It was the cord. Wrapped around her like an infant monkey, clinging for life and sparing no thought for Fiona’s newborn neck. It sucked out the oxygen and replaced it with a stream of bubbles that scrambled for a foothold in her suckling mind.
As the years go by, Fiona learns that she can think in straight lines if she really concentrates, but mostly her thoughts fight their way to the front like sugary toddlers struggling free from their reins.
She comes to the Centre on weekdays. Meg says it’s because her brain didn’t grow up. But Fiona knows she’s a grown up, as she’s ripening a secret – stored away, hidden, especially from Meg.
Her sister Meg picks her up every morning, and drops Fiona at the Centre while she goes to work. Meg is a painter but she doesn’t paint walls. Fiona’s seen her pictures strung in a big house for everyone to stare at. Meg took her there once, in a posh black frock and treated her to sour lemonade in a tippy-over glass. It made her feel giddy so she’ll choose the Coca-Cola if she goes there again.

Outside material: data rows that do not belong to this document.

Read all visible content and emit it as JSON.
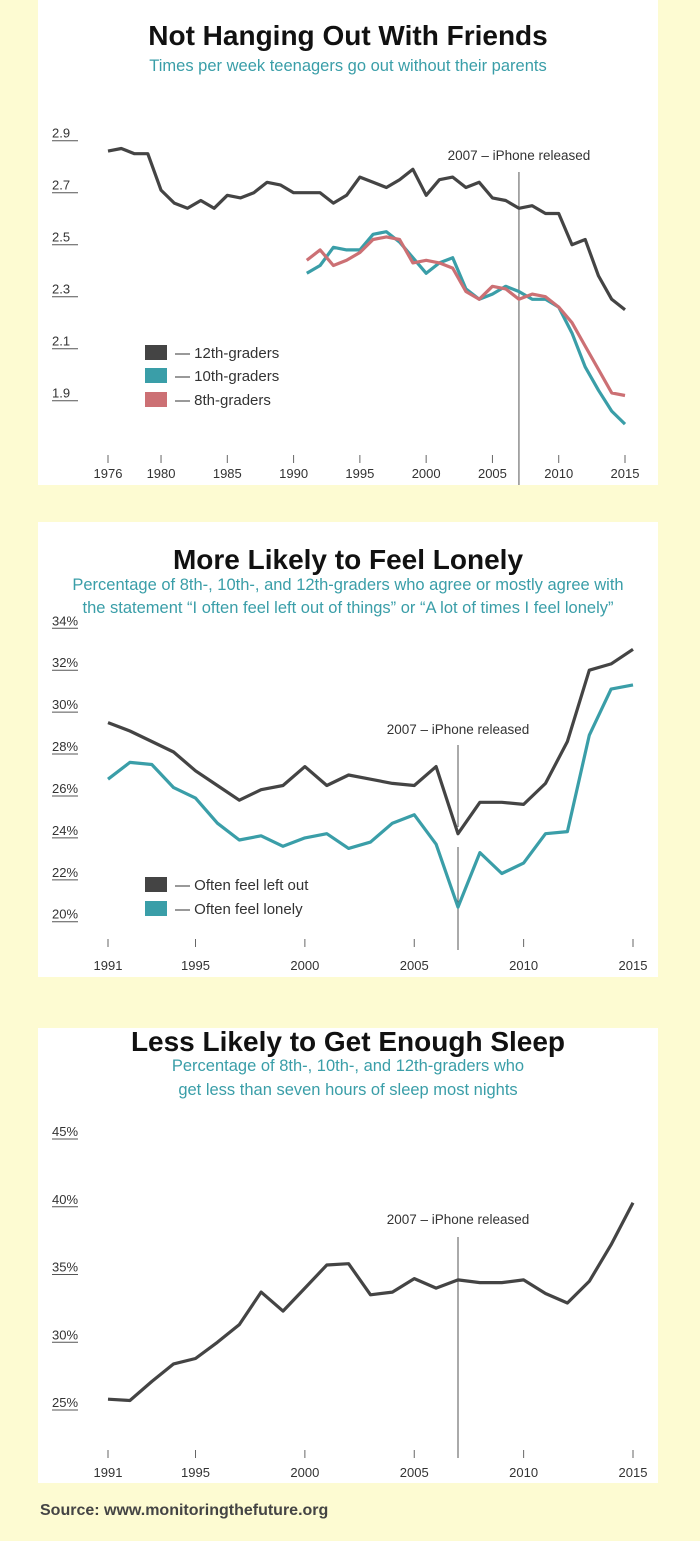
{
  "colors": {
    "dark": "#444444",
    "teal": "#3a9ea8",
    "pink": "#cc7074",
    "background": "#fdfbd2",
    "panel": "#ffffff"
  },
  "source": "Source: www.monitoringthefuture.org",
  "chart_data": [
    {
      "type": "line",
      "title": "Not Hanging Out With Friends",
      "subtitle": [
        "Times per week teenagers go out without their parents"
      ],
      "yticks": [
        "2.9",
        "2.7",
        "2.5",
        "2.3",
        "2.1",
        "1.9"
      ],
      "ytick_values": [
        2.9,
        2.7,
        2.5,
        2.3,
        2.1,
        1.9
      ],
      "xticks": [
        1976,
        1980,
        1985,
        1990,
        1995,
        2000,
        2005,
        2010,
        2015
      ],
      "xlim": [
        1976,
        2015
      ],
      "annotation": {
        "x": 2007,
        "label": "2007 – iPhone released"
      },
      "legend_placement": "bottom-left",
      "series": [
        {
          "name": "— 12th-graders",
          "color": "#444444",
          "x_start": 1976,
          "values": [
            2.86,
            2.87,
            2.85,
            2.85,
            2.71,
            2.66,
            2.64,
            2.67,
            2.64,
            2.69,
            2.68,
            2.7,
            2.74,
            2.73,
            2.7,
            2.7,
            2.7,
            2.66,
            2.69,
            2.76,
            2.74,
            2.72,
            2.75,
            2.79,
            2.69,
            2.75,
            2.76,
            2.72,
            2.74,
            2.68,
            2.67,
            2.64,
            2.65,
            2.62,
            2.62,
            2.5,
            2.52,
            2.38,
            2.29,
            2.25
          ]
        },
        {
          "name": "— 10th-graders",
          "color": "#3a9ea8",
          "x_start": 1991,
          "values": [
            2.39,
            2.42,
            2.49,
            2.48,
            2.48,
            2.54,
            2.55,
            2.51,
            2.45,
            2.39,
            2.43,
            2.45,
            2.33,
            2.29,
            2.31,
            2.34,
            2.32,
            2.29,
            2.29,
            2.26,
            2.16,
            2.03,
            1.94,
            1.86,
            1.81
          ]
        },
        {
          "name": "— 8th-graders",
          "color": "#cc7074",
          "x_start": 1991,
          "values": [
            2.44,
            2.48,
            2.42,
            2.44,
            2.47,
            2.52,
            2.53,
            2.52,
            2.43,
            2.44,
            2.43,
            2.41,
            2.32,
            2.29,
            2.34,
            2.33,
            2.29,
            2.31,
            2.3,
            2.26,
            2.2,
            2.11,
            2.02,
            1.93,
            1.92
          ]
        }
      ]
    },
    {
      "type": "line",
      "title": "More Likely to Feel Lonely",
      "subtitle": [
        "Percentage of 8th-, 10th-, and 12th-graders who agree or mostly agree with",
        "the statement “I often feel left out of things” or “A lot of times I feel lonely”"
      ],
      "yticks": [
        "34%",
        "32%",
        "30%",
        "28%",
        "26%",
        "24%",
        "22%",
        "20%"
      ],
      "ytick_values": [
        34,
        32,
        30,
        28,
        26,
        24,
        22,
        20
      ],
      "xticks": [
        1991,
        1995,
        2000,
        2005,
        2010,
        2015
      ],
      "xlim": [
        1991,
        2015
      ],
      "annotation": {
        "x": 2007,
        "label": "2007 – iPhone released"
      },
      "legend_placement": "bottom-left",
      "series": [
        {
          "name": "— Often feel left out",
          "color": "#444444",
          "x_start": 1991,
          "values": [
            29.5,
            29.1,
            28.6,
            28.1,
            27.2,
            26.5,
            25.8,
            26.3,
            26.5,
            27.4,
            26.5,
            27.0,
            26.8,
            26.6,
            26.5,
            27.4,
            24.2,
            25.7,
            25.7,
            25.6,
            26.6,
            28.6,
            32.0,
            32.3,
            33.0
          ]
        },
        {
          "name": "— Often feel lonely",
          "color": "#3a9ea8",
          "x_start": 1991,
          "values": [
            26.8,
            27.6,
            27.5,
            26.4,
            25.9,
            24.7,
            23.9,
            24.1,
            23.6,
            24.0,
            24.2,
            23.5,
            23.8,
            24.7,
            25.1,
            23.7,
            20.7,
            23.3,
            22.3,
            22.8,
            24.2,
            24.3,
            28.9,
            31.1,
            31.3
          ]
        }
      ]
    },
    {
      "type": "line",
      "title": "Less Likely to Get Enough Sleep",
      "subtitle": [
        "Percentage of 8th-, 10th-, and 12th-graders who",
        "get less than seven hours of sleep most nights"
      ],
      "yticks": [
        "45%",
        "40%",
        "35%",
        "30%",
        "25%"
      ],
      "ytick_values": [
        45,
        40,
        35,
        30,
        25
      ],
      "xticks": [
        1991,
        1995,
        2000,
        2005,
        2010,
        2015
      ],
      "xlim": [
        1991,
        2015
      ],
      "annotation": {
        "x": 2007,
        "label": "2007 – iPhone released"
      },
      "series": [
        {
          "color": "#444444",
          "x_start": 1991,
          "values": [
            25.8,
            25.7,
            27.1,
            28.4,
            28.8,
            30.0,
            31.3,
            33.7,
            32.3,
            34.0,
            35.7,
            35.8,
            33.5,
            33.7,
            34.7,
            34.0,
            34.6,
            34.4,
            34.4,
            34.6,
            33.6,
            32.9,
            34.5,
            37.2,
            40.3
          ]
        }
      ]
    }
  ]
}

Fiona doesn’t have a mum so Meg looks after her. Meg chooses her clothes and ties back her dead-straight hair in a flowery bandana that Fiona can’t fit herself. Meg says it’s to stop it hanging limp and making her look special. But Fiona thinks that’s silly, as she wants to look special and thinks Meg should want to as well.
When the bandana falls over Fiona’s eyes, her keyworker Susie gently removes it, and slides in Fiona’s favourite hair clip – the one with the pretty mermaid that makes Fiona sparkle. Susie removes it before Meg returns though, and no one mentions it, in case Meg gets cross.

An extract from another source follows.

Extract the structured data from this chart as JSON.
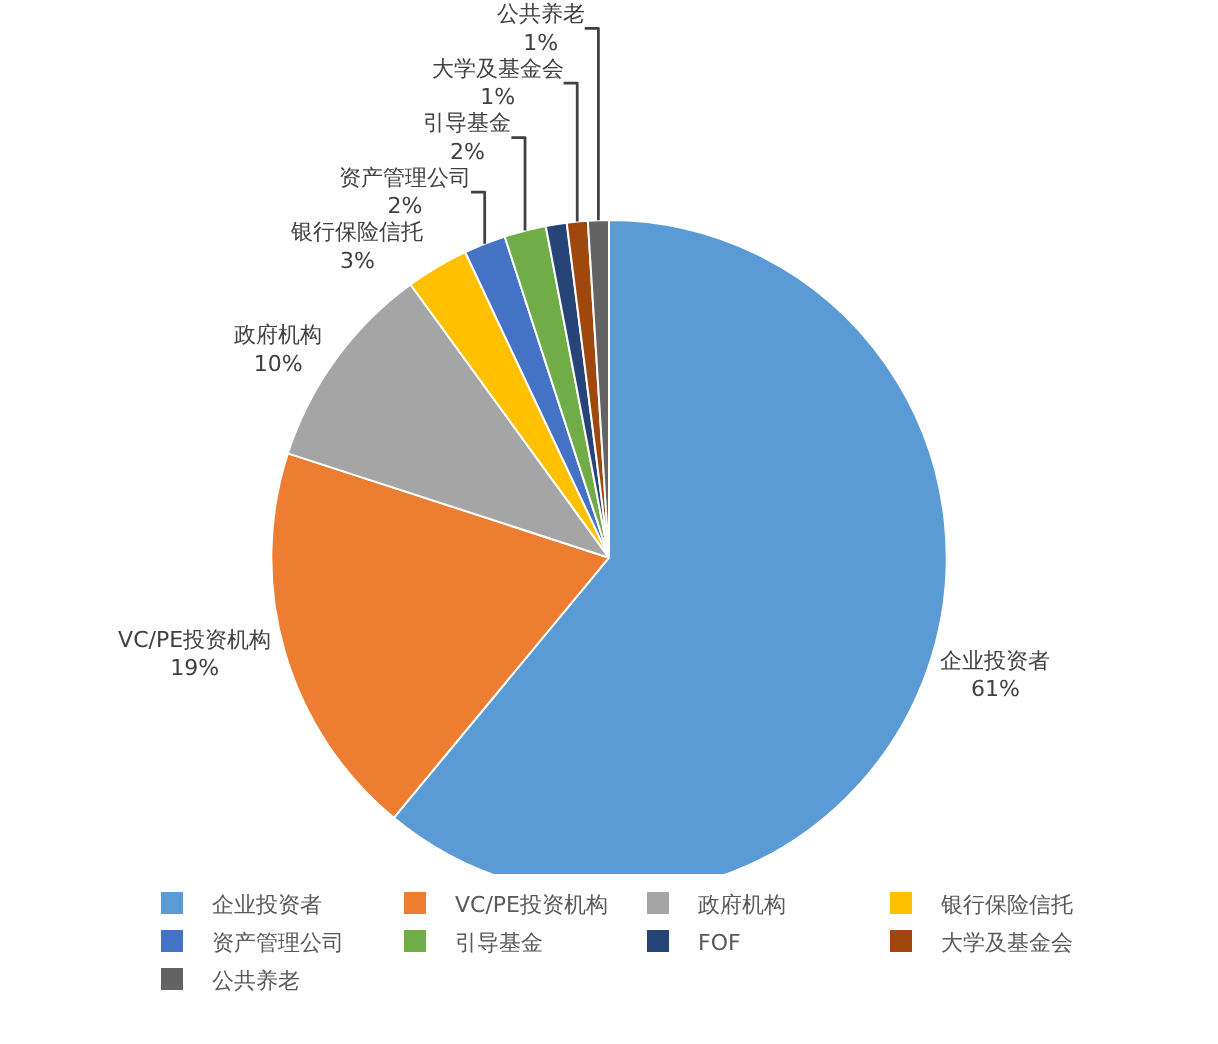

When Fiona asked Meg for a ‘Disney Princess’ t-shirt, Meg said no, because Fiona’s not a child. She got a jumper from Primark. And these brown sandals – like Jesus from the Bible. They’re too tight now as new blood circles and bites at her toes.

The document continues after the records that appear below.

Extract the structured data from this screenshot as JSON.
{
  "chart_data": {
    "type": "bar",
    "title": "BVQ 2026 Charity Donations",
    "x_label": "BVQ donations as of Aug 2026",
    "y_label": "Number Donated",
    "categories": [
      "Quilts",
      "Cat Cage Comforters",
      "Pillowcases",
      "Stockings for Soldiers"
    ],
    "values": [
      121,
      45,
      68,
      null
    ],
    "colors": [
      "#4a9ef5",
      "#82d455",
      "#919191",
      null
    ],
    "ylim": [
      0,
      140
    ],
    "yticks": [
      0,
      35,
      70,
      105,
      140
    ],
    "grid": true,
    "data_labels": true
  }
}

Fiona is a gardener. She grows the flowers that are dried and stuck on Christmas cards – they’re sold to raise money for the Centre to buy more seeds.
She doesn’t talk much . . . as when she says things people sometimes stare. But she hums while she crafts – nursery rhymes mostly, that nearly no one hears. She sculpts the soil, patting life into her plants, and places weaklings carefully under plastic bottles to keep them safe from the weather and strangling arms.
Fiona closes her eyes to concentrate and thinks about her secret as she feels it gently flutter. She knows that Meg will see it when she grows as big as a baboon. But now she’s quietly cultivating – in nature’s plastic bottle. Carefully feeding and watering daily, so her daughter will be blessed with a bubble-free brain.